Bioresonance, my findings:
Based on my direct and detailed research, I concluded that all of the claims made by this company, and the device itself, were entirely fraudulent. The technology I was studying in detail was just generating plasma-arc EMI, basically the same electro-magnetic noise you can get by standing next to old industrial motors or poorly-maintained power substations. Their “scan” ended up being simple galvanic response (skin resistance).

The claims for the use of this technology were clearly fraudulent. I actually carried out a sting operation at a scientific meeting. I got a scan in a bioresonance vendor booth. It was extremely detailed, about 6 pages long with very attractive graphics. I then went elsewhere, but waited until the booth was switched to a new person to run the scans. I went for another free scan (about 40 minutes after the first). The results were entirely different.

To make sure they could not generate the same random information from my name, I registered the first time as “Bob”, and the second time as “Rob”.

Just as the results from my second scan came out, and I had a chance to review them, the first guy who scanned me saw me at the booth and ran over. He busted me for running side-by-side tests, and immediately began to justify the totally incompatible results as “normal human dynamic variation…”

I pointed out that if a person’s entire scan changed every few minutes, then how could they possibly use this system for clinical diagnostic purposes. He mumbled something about the results remaining consistent on the “quantum plane”, slapped his device into a hard case, and closed the booth as I sat there (during their peak sales time).

Earlier, a colleague of mine had posed as a clinician who wanted to use the device in their practice. The bioresonance marketer told them how the device could be programmed to make diagnoses based on what the clinic specialized in, and then to suggest products based on what the clinic offered in its product line. Then the bioresonance marketer went on to say how much their device had driven up sales for several large clinics by pushing their main product lines…

Anyway, you can probably see where this is going, and it just makes me angry again to recall the details. The story is much longer than this, but either you get my point by now, or you do not. More details and facts will not move the needle.
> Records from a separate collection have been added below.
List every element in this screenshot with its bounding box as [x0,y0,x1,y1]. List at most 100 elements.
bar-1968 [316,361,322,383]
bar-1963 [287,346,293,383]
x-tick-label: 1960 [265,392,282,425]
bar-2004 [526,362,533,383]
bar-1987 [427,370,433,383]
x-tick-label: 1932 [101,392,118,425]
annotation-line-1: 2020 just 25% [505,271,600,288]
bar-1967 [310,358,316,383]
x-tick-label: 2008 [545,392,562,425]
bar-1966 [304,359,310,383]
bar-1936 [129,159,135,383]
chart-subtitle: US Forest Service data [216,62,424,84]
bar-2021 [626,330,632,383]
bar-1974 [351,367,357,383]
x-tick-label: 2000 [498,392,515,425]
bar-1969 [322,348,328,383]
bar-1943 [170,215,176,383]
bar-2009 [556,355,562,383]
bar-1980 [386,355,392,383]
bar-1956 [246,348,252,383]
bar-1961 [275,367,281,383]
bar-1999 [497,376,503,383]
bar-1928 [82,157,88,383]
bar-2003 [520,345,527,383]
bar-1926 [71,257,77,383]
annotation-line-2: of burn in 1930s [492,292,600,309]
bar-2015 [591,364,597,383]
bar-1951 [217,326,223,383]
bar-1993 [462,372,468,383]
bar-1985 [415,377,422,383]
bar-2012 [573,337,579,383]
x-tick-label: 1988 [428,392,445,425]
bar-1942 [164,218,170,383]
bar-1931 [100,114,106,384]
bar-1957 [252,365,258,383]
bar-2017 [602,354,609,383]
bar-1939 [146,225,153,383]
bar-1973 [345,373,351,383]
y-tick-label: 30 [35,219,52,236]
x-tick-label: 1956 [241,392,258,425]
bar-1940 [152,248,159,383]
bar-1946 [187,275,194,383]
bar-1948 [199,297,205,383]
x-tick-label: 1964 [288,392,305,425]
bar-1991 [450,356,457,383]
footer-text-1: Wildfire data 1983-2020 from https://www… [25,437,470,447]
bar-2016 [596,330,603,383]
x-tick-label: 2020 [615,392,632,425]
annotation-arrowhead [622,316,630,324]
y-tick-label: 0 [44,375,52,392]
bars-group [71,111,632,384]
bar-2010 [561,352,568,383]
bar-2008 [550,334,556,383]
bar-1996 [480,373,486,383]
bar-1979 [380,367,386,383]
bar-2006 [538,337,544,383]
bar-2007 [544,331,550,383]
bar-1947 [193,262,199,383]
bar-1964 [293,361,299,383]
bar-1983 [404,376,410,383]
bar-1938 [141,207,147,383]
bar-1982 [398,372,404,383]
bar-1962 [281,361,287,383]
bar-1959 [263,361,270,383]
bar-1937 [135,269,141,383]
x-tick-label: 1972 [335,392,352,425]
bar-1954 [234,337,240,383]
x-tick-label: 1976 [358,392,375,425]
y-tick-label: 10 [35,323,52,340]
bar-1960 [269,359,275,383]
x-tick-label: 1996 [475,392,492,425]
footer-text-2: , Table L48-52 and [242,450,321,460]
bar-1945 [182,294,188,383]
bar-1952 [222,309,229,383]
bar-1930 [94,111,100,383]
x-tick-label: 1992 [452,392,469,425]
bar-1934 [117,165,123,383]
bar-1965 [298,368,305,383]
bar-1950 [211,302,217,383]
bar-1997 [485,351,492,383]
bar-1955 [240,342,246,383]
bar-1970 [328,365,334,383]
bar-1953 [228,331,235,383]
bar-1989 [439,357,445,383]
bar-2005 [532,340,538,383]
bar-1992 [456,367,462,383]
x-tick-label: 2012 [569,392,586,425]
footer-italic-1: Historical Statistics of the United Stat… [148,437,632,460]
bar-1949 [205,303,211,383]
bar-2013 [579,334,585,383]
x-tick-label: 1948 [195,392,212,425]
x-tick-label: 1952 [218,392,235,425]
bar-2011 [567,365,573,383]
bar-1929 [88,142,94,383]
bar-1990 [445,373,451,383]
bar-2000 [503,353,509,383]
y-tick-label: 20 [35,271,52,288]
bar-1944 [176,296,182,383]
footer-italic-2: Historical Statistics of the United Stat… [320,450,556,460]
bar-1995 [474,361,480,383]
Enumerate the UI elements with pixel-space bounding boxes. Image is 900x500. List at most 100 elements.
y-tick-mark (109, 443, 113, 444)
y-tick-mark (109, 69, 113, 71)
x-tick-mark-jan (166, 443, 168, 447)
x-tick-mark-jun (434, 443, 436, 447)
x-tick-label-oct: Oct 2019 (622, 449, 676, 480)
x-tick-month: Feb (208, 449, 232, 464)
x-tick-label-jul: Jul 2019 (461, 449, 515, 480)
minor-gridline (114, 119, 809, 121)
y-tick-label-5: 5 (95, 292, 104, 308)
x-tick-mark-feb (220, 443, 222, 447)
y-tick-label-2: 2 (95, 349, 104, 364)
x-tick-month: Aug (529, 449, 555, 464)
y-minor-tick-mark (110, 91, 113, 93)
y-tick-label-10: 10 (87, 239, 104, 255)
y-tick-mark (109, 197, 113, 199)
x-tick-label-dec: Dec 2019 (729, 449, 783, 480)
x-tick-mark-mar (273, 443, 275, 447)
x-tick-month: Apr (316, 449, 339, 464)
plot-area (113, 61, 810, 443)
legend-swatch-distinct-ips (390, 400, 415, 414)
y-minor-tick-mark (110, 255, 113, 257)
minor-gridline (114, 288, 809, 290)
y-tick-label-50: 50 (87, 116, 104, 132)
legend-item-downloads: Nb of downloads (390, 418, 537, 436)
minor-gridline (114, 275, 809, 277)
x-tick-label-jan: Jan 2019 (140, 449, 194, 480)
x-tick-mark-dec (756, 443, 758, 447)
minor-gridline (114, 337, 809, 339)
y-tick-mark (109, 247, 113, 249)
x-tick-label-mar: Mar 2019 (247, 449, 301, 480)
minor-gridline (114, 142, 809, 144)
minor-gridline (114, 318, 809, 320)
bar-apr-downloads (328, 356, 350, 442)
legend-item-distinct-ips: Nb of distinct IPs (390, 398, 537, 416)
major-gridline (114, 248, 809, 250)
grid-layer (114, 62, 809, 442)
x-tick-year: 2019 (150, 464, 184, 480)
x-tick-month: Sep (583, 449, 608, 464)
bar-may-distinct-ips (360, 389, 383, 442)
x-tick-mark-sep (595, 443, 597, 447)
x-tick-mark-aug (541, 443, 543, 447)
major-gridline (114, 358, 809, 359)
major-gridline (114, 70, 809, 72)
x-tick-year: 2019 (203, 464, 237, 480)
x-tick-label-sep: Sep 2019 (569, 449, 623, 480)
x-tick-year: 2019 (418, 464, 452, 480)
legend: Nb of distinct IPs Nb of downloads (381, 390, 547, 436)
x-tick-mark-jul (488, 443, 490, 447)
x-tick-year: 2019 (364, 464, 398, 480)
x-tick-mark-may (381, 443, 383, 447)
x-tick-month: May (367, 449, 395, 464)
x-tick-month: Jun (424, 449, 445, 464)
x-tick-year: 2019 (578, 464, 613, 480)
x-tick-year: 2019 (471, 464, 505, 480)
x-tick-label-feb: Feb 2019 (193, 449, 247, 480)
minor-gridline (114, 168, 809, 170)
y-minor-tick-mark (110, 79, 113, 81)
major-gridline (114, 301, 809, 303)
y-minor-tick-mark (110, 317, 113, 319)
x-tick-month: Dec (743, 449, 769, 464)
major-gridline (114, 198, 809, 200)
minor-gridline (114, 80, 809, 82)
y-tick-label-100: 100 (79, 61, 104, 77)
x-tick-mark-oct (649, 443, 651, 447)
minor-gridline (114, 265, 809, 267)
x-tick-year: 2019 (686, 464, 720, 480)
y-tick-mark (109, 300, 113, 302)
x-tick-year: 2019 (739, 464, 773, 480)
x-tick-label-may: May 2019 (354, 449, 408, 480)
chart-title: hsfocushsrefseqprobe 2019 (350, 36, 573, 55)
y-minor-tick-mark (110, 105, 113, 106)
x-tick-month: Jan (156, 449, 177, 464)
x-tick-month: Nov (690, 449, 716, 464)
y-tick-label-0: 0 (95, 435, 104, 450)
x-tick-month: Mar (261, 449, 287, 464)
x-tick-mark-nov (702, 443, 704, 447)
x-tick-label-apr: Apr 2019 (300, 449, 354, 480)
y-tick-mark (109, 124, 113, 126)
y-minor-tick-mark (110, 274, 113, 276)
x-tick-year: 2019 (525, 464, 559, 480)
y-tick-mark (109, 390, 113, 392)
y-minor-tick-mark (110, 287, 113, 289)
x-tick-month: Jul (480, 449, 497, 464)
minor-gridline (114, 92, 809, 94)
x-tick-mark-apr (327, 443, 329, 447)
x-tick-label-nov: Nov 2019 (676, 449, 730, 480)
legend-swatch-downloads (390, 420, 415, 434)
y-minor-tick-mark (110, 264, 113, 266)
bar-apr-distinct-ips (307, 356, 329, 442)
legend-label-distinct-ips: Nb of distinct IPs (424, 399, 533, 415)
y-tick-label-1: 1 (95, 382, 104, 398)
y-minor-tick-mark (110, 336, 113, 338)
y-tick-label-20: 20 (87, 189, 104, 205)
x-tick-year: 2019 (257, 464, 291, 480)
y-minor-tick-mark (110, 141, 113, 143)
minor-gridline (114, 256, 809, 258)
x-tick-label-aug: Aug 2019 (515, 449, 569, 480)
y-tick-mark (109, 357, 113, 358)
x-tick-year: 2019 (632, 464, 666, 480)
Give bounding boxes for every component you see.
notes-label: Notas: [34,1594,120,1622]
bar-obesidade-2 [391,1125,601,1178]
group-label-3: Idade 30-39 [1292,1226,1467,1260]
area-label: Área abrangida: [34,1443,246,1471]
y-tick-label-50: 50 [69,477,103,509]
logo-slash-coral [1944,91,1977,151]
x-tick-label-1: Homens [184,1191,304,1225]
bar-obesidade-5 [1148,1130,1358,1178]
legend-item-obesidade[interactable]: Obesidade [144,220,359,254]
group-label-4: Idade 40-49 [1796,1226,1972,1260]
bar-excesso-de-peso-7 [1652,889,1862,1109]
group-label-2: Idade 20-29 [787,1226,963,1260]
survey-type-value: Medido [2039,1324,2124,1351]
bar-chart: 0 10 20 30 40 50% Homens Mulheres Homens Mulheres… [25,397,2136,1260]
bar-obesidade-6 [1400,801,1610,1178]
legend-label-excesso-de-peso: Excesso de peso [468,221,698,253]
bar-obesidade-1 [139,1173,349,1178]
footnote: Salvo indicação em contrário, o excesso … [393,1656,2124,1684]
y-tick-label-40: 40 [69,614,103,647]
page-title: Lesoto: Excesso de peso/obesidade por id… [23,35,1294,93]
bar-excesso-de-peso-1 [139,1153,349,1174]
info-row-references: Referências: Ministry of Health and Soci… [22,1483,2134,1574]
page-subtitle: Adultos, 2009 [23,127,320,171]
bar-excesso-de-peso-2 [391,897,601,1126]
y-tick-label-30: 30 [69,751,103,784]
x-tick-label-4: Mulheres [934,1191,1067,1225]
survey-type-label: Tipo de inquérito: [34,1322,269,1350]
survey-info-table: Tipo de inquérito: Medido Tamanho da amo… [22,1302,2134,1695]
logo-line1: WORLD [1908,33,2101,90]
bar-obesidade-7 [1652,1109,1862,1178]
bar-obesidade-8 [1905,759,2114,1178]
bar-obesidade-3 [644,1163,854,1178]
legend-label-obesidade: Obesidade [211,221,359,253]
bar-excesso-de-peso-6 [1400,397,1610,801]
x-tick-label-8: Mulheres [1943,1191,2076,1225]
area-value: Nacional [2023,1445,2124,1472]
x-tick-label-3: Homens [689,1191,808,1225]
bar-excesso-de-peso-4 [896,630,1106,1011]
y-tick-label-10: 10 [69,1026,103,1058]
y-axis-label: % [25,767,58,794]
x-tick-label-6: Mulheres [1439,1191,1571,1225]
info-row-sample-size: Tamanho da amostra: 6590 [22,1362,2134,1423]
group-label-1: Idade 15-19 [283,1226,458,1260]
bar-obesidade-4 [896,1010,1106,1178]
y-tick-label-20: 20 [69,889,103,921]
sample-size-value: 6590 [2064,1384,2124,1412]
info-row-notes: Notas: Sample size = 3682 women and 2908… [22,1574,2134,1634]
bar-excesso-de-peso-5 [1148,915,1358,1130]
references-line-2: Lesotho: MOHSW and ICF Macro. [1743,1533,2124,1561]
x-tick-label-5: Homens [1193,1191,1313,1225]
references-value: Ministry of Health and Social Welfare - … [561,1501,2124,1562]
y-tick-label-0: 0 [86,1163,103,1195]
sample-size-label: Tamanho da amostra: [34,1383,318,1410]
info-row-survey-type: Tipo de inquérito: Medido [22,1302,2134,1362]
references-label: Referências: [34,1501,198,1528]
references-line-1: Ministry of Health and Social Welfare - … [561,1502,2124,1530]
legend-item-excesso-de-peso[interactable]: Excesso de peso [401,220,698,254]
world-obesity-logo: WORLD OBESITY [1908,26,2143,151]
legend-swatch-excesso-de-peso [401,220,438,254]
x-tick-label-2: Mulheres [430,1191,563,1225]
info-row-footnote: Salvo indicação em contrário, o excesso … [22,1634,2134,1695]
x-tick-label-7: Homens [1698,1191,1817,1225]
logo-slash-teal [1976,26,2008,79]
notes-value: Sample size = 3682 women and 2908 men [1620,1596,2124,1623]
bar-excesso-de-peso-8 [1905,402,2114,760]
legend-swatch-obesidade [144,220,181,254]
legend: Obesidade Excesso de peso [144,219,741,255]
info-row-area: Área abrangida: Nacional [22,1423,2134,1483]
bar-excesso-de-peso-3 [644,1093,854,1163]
In summary, my opinion is that bioresonance is not the same as PEMF, it is fraught with fraudulent marketing claims, it may have some detectable biological benefit, but that is not well established, and it probably has no diagnostic value except as a marketing tool.

I wrote all of this up in a technical report to my colleagues in China, but they had $$ signs in their eyes. They bought the bioresonance company against my advice…

Shortly thereafter, the Chinese government clamped down on this sector of their alternative market in response to widespread reports from Chinese consumers of fraud. Everyone involved lost a lot of money and credibility. The people I was working with lost their jobs.

But keep in mind, I could be wrong about this technology.